U.S. Army soldier Chelsea Manning left a U.S. military prison nearly 30 years early Wednesday, after being pardoned by former President Barack Obama in the waning days of his presidency.
Manning was scheduled to be released in 2045, after being convicted in 2013 of leaking hundreds of thousands of classified Department of State cables to Wikileaks in 2009. The cables caused an international diplomatic embarrassment for the U.S.
Manning’s clemency application to Obama maintained his belief that he was unfairly sentenced to such a long period in prison, saying, “I have never made any excuses for what I did. I pleaded guilty without the protection of a plea agreement because I believed the military justice system would understand my motivation for the disclosure and sentence me fairly. I was wrong.”

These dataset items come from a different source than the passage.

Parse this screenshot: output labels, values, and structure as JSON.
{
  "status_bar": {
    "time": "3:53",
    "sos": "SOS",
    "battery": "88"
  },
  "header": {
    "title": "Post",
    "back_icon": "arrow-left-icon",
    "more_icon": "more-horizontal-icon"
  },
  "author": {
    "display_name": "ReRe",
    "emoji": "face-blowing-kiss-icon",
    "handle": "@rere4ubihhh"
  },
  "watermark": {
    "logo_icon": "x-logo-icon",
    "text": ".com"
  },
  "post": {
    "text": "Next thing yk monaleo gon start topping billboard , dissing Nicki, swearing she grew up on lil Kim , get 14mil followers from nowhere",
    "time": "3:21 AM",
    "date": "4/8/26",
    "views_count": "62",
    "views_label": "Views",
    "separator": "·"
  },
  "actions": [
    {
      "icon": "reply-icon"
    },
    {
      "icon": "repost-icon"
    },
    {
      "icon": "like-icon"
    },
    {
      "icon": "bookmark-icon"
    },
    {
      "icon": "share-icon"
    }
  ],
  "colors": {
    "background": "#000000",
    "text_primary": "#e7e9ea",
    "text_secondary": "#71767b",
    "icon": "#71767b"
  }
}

“I feel very comfortable that justice has been served and that a message has still been sent,” Obama told reporters in late January defending his decision to pardon Manning. He continued, “It made sense to commute, and not pardon, her sentencing.”
President Donald Trump reacted angrily to the decision in his early days in office, calling Manning an “ungrateful traitor.” Trump’s comments came after Manning appeared to malign Obama’s leadership in a twitter post implying he was not an unapologetic progressive.
The U.S. Army said Manning will remain on active duty after his release, and will continue to receive health care benefits.
“For the first time, I can see a future for myself as Chelsea,” Manning said in a recent statement. “I can imagine surviving and living as the person who I am and can finally be in the outside world. Freedom used to be something that I dreamed of but never allowed myself to fully imagine.”